I don't know why, but I ran. I flew. I hid. I crawled on
all fours like a lizard, through a crack in the
mountainside. Why there was a mountainside so close
to the school I do not know. But I fled from them.
Then I was on the front porch of a house painted white, and
there were people all around, but these people weren't
chasing me. They were speaking with my mother -- who
wasn't really my mother -- and shooting marbles across
the wooden slats.
I broke through doors, and through windows. The cracked wood
splintered into my arms, and the glass pierced my back.
Escape. There could've been a mob, or a nation chasing
me, or it could have been a cloud of dust. My ears
were filled with the disruption of angry voices, and
fantastically cruel epiteths.
The anger spilled over into the grass and sidewalk like boiling
water.

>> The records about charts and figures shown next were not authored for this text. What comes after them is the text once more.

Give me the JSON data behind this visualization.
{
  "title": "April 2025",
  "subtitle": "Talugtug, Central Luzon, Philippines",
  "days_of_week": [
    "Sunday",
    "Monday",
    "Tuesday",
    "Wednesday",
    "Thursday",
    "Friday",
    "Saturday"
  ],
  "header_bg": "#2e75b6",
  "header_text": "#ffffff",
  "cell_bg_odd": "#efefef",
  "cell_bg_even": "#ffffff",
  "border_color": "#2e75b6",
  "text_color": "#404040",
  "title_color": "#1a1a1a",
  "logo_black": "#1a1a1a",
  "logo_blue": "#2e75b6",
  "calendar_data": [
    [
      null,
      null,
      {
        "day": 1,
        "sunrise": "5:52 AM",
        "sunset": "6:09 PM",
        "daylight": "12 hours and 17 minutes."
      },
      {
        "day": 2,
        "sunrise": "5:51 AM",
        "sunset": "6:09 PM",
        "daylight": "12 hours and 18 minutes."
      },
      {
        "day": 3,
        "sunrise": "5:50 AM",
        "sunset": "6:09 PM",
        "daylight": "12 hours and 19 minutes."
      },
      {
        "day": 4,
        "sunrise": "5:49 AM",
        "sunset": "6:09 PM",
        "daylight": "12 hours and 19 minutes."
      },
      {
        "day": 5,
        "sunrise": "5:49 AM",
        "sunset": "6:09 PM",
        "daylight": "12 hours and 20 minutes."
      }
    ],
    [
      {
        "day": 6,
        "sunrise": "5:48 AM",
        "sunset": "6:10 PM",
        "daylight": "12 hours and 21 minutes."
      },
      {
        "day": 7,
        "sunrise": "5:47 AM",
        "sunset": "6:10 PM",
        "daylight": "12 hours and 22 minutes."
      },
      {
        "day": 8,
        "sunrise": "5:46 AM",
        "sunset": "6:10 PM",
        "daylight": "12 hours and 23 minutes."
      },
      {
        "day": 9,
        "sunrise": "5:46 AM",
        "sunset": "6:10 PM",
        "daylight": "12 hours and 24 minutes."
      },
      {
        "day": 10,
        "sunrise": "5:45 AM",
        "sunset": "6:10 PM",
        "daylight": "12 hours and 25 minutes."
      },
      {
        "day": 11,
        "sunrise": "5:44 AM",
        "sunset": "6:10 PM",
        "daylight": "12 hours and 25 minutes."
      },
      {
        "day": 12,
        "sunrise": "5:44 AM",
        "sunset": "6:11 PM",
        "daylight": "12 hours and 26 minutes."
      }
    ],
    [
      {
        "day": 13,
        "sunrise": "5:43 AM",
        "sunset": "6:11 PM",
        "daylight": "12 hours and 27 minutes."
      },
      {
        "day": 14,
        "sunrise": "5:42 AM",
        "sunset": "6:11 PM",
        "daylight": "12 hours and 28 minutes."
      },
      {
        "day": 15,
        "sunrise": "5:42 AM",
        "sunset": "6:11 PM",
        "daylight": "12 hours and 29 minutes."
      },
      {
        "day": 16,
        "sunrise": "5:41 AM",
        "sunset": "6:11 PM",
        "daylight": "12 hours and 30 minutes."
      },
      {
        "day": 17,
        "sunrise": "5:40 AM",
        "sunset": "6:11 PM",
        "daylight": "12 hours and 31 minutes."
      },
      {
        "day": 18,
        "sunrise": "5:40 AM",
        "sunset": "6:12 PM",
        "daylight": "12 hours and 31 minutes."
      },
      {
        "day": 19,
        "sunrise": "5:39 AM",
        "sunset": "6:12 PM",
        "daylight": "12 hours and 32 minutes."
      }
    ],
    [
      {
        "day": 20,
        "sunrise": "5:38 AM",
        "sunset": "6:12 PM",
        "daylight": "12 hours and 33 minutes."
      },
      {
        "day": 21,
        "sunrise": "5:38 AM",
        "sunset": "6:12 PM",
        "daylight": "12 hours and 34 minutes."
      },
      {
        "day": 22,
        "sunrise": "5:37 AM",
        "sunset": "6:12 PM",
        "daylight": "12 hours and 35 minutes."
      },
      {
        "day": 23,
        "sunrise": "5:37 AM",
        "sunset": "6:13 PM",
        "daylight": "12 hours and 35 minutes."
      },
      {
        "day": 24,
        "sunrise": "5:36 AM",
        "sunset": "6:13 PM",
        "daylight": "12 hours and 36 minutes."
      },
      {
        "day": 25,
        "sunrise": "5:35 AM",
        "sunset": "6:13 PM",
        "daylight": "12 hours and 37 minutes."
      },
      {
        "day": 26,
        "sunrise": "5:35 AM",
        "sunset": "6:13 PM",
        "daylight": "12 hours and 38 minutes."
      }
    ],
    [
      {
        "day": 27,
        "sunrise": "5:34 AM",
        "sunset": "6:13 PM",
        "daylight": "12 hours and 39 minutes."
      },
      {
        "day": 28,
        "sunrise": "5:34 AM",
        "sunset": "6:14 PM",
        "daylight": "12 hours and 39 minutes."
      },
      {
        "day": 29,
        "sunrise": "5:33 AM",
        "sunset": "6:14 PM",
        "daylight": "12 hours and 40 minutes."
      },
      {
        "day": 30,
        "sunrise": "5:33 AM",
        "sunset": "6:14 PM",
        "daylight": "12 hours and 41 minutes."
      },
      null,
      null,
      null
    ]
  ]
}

I fled into the basement, between boxes, and
cans of half-used paint, through the concrete, and into
the mud. My feet took enormous strides, as if I were
a hundred feet tall, and so conspicuous and loud that
there was no way I could lose my pursuers.
Confrontation -- happening, yet not remembered. Resolution. A
phantasm choking itself, representing the fall from grace,
and turning itself inside-out and disintegrating into the
darkness. The sound fading, muted by my own breath and
heartbeat, the framework for this world falling from
view...no sound, or sight, except for my awakening.